James Levine, the legendary conductor of New York's Metropolitan Opera who was ousted in disgrace over sexual abuse accusations, has died in California at the age of 77, his doctor said Wednesday.
Levine "died on March 9 in Palm Springs of natural causes," his doctor Len Horovitz told AFP, confirming a report in The New York Times.
The Met Opera sacked its maestro of four decades in March 2018 after finding "credible evidence" that he sexually abused younger musicians.
Levine was one of the most prominent artists to see his career ended in the #MeToo era, first triggered by the furor over alleged abuse by Hollywood mogul Harvey Weinstein.
The conductor was accused of preying on a string of vulnerable music students when he was a charismatic visiting instructor, with most cases dating back to decades ago.
It marked a spectacular fall from grace for Levine, who took the reins of the Met's orchestra in 1976 and guided it for 40 years.
Struggling with Parkinson's disease, he had retired at the end of the 2015-16 season -- but stayed on in a role of music director emeritus and led a youth artist program.

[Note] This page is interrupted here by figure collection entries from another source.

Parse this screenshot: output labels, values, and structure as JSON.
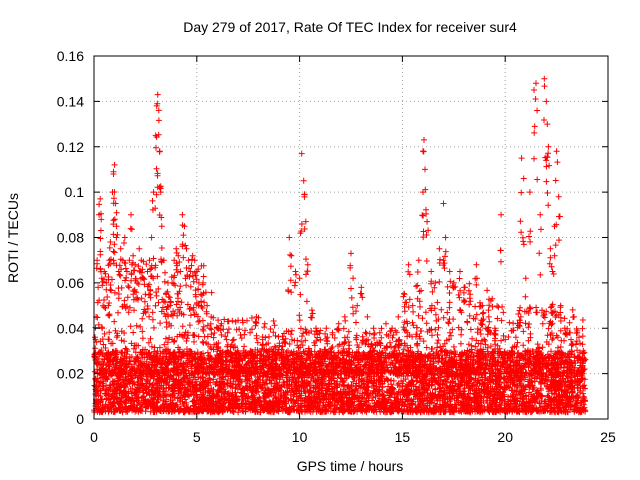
{
  "chart_data": {
    "type": "scatter",
    "title": "Day 279 of 2017, Rate Of TEC Index for receiver sur4",
    "xlabel": "GPS time / hours",
    "ylabel": "ROTI / TECUs",
    "xlim": [
      0,
      25
    ],
    "ylim": [
      0,
      0.16
    ],
    "x_ticks": [
      0,
      5,
      10,
      15,
      20,
      25
    ],
    "y_ticks": [
      0,
      0.02,
      0.04,
      0.06,
      0.08,
      0.1,
      0.12,
      0.14,
      0.16
    ],
    "x_tick_labels": [
      "0",
      "5",
      "10",
      "15",
      "20",
      "25"
    ],
    "y_tick_labels": [
      "0",
      "0.02",
      "0.04",
      "0.06",
      "0.08",
      "0.1",
      "0.12",
      "0.14",
      "0.16"
    ],
    "grid": true,
    "marker": "plus",
    "marker_color": "#ff0000",
    "points": [
      [
        0.05,
        0.036
      ],
      [
        0.1,
        0.045
      ],
      [
        0.15,
        0.07
      ],
      [
        0.2,
        0.058
      ],
      [
        0.25,
        0.09
      ],
      [
        0.3,
        0.097
      ],
      [
        0.35,
        0.088
      ],
      [
        0.4,
        0.04
      ],
      [
        0.5,
        0.065
      ],
      [
        0.6,
        0.06
      ],
      [
        0.7,
        0.05
      ],
      [
        0.75,
        0.07
      ],
      [
        0.8,
        0.078
      ],
      [
        0.9,
        0.1
      ],
      [
        0.95,
        0.108
      ],
      [
        1.0,
        0.112
      ],
      [
        1.05,
        0.095
      ],
      [
        1.1,
        0.085
      ],
      [
        1.2,
        0.065
      ],
      [
        1.3,
        0.075
      ],
      [
        1.4,
        0.07
      ],
      [
        1.5,
        0.08
      ],
      [
        1.6,
        0.065
      ],
      [
        1.7,
        0.058
      ],
      [
        1.8,
        0.09
      ],
      [
        1.9,
        0.072
      ],
      [
        2.0,
        0.068
      ],
      [
        2.1,
        0.06
      ],
      [
        2.2,
        0.075
      ],
      [
        2.3,
        0.07
      ],
      [
        2.4,
        0.062
      ],
      [
        2.5,
        0.055
      ],
      [
        2.6,
        0.065
      ],
      [
        2.7,
        0.07
      ],
      [
        2.8,
        0.08
      ],
      [
        2.9,
        0.1
      ],
      [
        3.0,
        0.125
      ],
      [
        3.05,
        0.138
      ],
      [
        3.1,
        0.143
      ],
      [
        3.15,
        0.136
      ],
      [
        3.2,
        0.118
      ],
      [
        3.25,
        0.1
      ],
      [
        3.3,
        0.085
      ],
      [
        3.4,
        0.07
      ],
      [
        3.5,
        0.055
      ],
      [
        3.6,
        0.06
      ],
      [
        3.7,
        0.05
      ],
      [
        3.8,
        0.06
      ],
      [
        3.9,
        0.07
      ],
      [
        4.0,
        0.075
      ],
      [
        4.1,
        0.072
      ],
      [
        4.2,
        0.065
      ],
      [
        4.3,
        0.09
      ],
      [
        4.4,
        0.085
      ],
      [
        4.5,
        0.075
      ],
      [
        4.6,
        0.07
      ],
      [
        4.7,
        0.065
      ],
      [
        4.8,
        0.072
      ],
      [
        4.9,
        0.07
      ],
      [
        5.0,
        0.065
      ],
      [
        5.1,
        0.06
      ],
      [
        5.2,
        0.055
      ],
      [
        5.3,
        0.06
      ],
      [
        5.5,
        0.05
      ],
      [
        5.7,
        0.045
      ],
      [
        6.0,
        0.04
      ],
      [
        6.2,
        0.042
      ],
      [
        6.5,
        0.038
      ],
      [
        6.8,
        0.035
      ],
      [
        7.0,
        0.03
      ],
      [
        7.3,
        0.032
      ],
      [
        7.6,
        0.03
      ],
      [
        7.9,
        0.045
      ],
      [
        8.2,
        0.035
      ],
      [
        8.5,
        0.03
      ],
      [
        8.8,
        0.032
      ],
      [
        9.2,
        0.035
      ],
      [
        9.5,
        0.08
      ],
      [
        9.6,
        0.072
      ],
      [
        9.8,
        0.065
      ],
      [
        10.0,
        0.062
      ],
      [
        10.1,
        0.117
      ],
      [
        10.2,
        0.105
      ],
      [
        10.3,
        0.087
      ],
      [
        10.4,
        0.068
      ],
      [
        10.6,
        0.048
      ],
      [
        10.8,
        0.04
      ],
      [
        11.0,
        0.035
      ],
      [
        11.3,
        0.04
      ],
      [
        11.6,
        0.038
      ],
      [
        11.9,
        0.042
      ],
      [
        12.2,
        0.045
      ],
      [
        12.5,
        0.073
      ],
      [
        12.6,
        0.062
      ],
      [
        12.8,
        0.05
      ],
      [
        13.0,
        0.058
      ],
      [
        13.3,
        0.045
      ],
      [
        13.6,
        0.04
      ],
      [
        13.9,
        0.038
      ],
      [
        14.2,
        0.042
      ],
      [
        14.5,
        0.04
      ],
      [
        14.8,
        0.045
      ],
      [
        15.1,
        0.055
      ],
      [
        15.3,
        0.068
      ],
      [
        15.5,
        0.05
      ],
      [
        15.8,
        0.07
      ],
      [
        16.0,
        0.1
      ],
      [
        16.05,
        0.123
      ],
      [
        16.1,
        0.11
      ],
      [
        16.2,
        0.087
      ],
      [
        16.4,
        0.065
      ],
      [
        16.6,
        0.06
      ],
      [
        16.8,
        0.075
      ],
      [
        17.0,
        0.095
      ],
      [
        17.1,
        0.08
      ],
      [
        17.3,
        0.065
      ],
      [
        17.5,
        0.06
      ],
      [
        17.8,
        0.065
      ],
      [
        18.0,
        0.058
      ],
      [
        18.3,
        0.055
      ],
      [
        18.6,
        0.068
      ],
      [
        18.9,
        0.05
      ],
      [
        19.2,
        0.045
      ],
      [
        19.5,
        0.04
      ],
      [
        19.8,
        0.09
      ],
      [
        20.0,
        0.035
      ],
      [
        20.3,
        0.03
      ],
      [
        20.6,
        0.042
      ],
      [
        20.8,
        0.115
      ],
      [
        20.9,
        0.106
      ],
      [
        21.0,
        0.062
      ],
      [
        21.2,
        0.1
      ],
      [
        21.4,
        0.145
      ],
      [
        21.5,
        0.148
      ],
      [
        21.7,
        0.09
      ],
      [
        21.9,
        0.15
      ],
      [
        22.0,
        0.14
      ],
      [
        22.05,
        0.13
      ],
      [
        22.1,
        0.12
      ],
      [
        22.2,
        0.075
      ],
      [
        22.3,
        0.065
      ],
      [
        22.4,
        0.085
      ],
      [
        22.5,
        0.118
      ],
      [
        22.6,
        0.098
      ],
      [
        22.7,
        0.05
      ],
      [
        22.9,
        0.04
      ],
      [
        23.2,
        0.035
      ],
      [
        23.5,
        0.038
      ],
      [
        23.8,
        0.03
      ]
    ],
    "dense_band": {
      "x_range": [
        0,
        23.9
      ],
      "y_range": [
        0.003,
        0.03
      ],
      "description_count": 0
    },
    "mid_band": {
      "segments": [
        {
          "x_range": [
            0.3,
            5.8
          ],
          "y_range": [
            0.02,
            0.07
          ]
        },
        {
          "x_range": [
            5.8,
            9.0
          ],
          "y_range": [
            0.02,
            0.045
          ]
        },
        {
          "x_range": [
            9.0,
            15.0
          ],
          "y_range": [
            0.02,
            0.04
          ]
        },
        {
          "x_range": [
            15.0,
            19.5
          ],
          "y_range": [
            0.02,
            0.06
          ]
        },
        {
          "x_range": [
            19.5,
            23.8
          ],
          "y_range": [
            0.02,
            0.05
          ]
        }
      ]
    }
  }
}
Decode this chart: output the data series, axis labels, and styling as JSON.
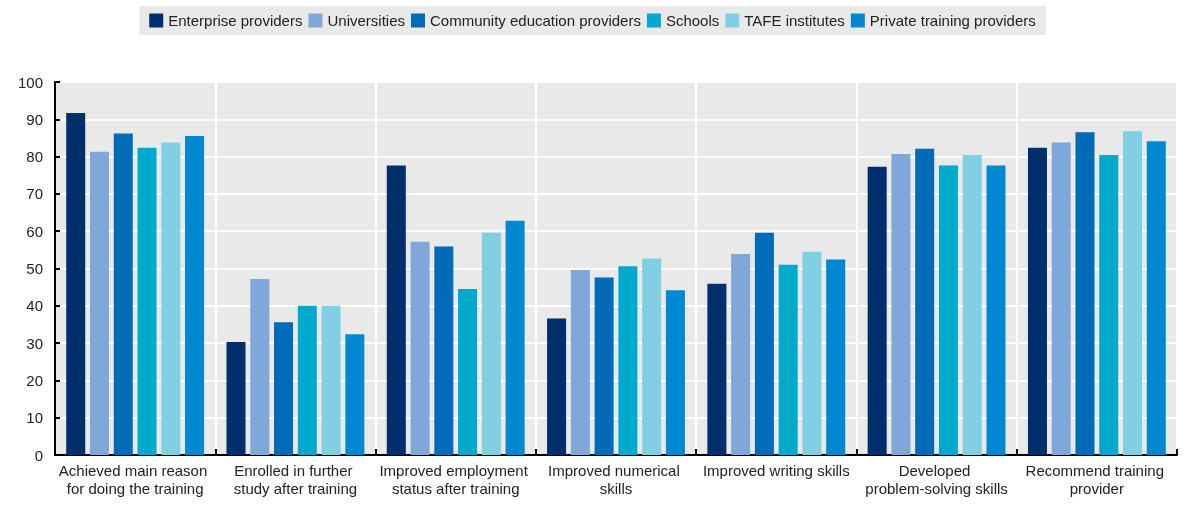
{
  "chart_data": {
    "type": "bar",
    "categories": [
      "Achieved main reason for doing the training",
      "Enrolled in further study after training",
      "Improved employment status after training",
      "Improved numerical skills",
      "Improved writing skills",
      "Developed problem-solving skills",
      "Recommend training provider"
    ],
    "series": [
      {
        "name": "Enterprise providers",
        "color": "#002f6c",
        "values": [
          91.7,
          30.3,
          77.6,
          36.6,
          45.9,
          77.3,
          82.4
        ]
      },
      {
        "name": "Universities",
        "color": "#7fa7d9",
        "values": [
          81.3,
          47.2,
          57.2,
          49.6,
          53.9,
          80.7,
          83.8
        ]
      },
      {
        "name": "Community education providers",
        "color": "#006bb6",
        "values": [
          86.2,
          35.6,
          55.9,
          47.6,
          59.6,
          82.1,
          86.5
        ]
      },
      {
        "name": "Schools",
        "color": "#00aacc",
        "values": [
          82.4,
          40,
          44.5,
          50.6,
          51,
          77.6,
          80.4
        ]
      },
      {
        "name": "TAFE institutes",
        "color": "#81cfe3",
        "values": [
          83.8,
          40,
          59.6,
          52.7,
          54.5,
          80.4,
          86.8
        ]
      },
      {
        "name": "Private training providers",
        "color": "#0088d1",
        "values": [
          85.5,
          32.4,
          62.8,
          44.2,
          52.4,
          77.6,
          84.1
        ]
      }
    ],
    "ylim": [
      0,
      100
    ],
    "yticks": [
      0,
      10,
      20,
      30,
      40,
      50,
      60,
      70,
      80,
      90,
      100
    ],
    "grid": true,
    "legend": "top"
  }
}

A legend in the opera world as the Met sought a wider public audience, Levine notably conducted some of the "Three Tenors" concerts that brought together Placido Domingo, Jose Carreras and Luciano Pavarotti.
His final Met appearance was conducting Verdi's "Requiem" in December 2017.
The Met acted quickly to move past the taint of Levine, appointing as his successor the youthful French Canadian Yannick Nezet-Seguin.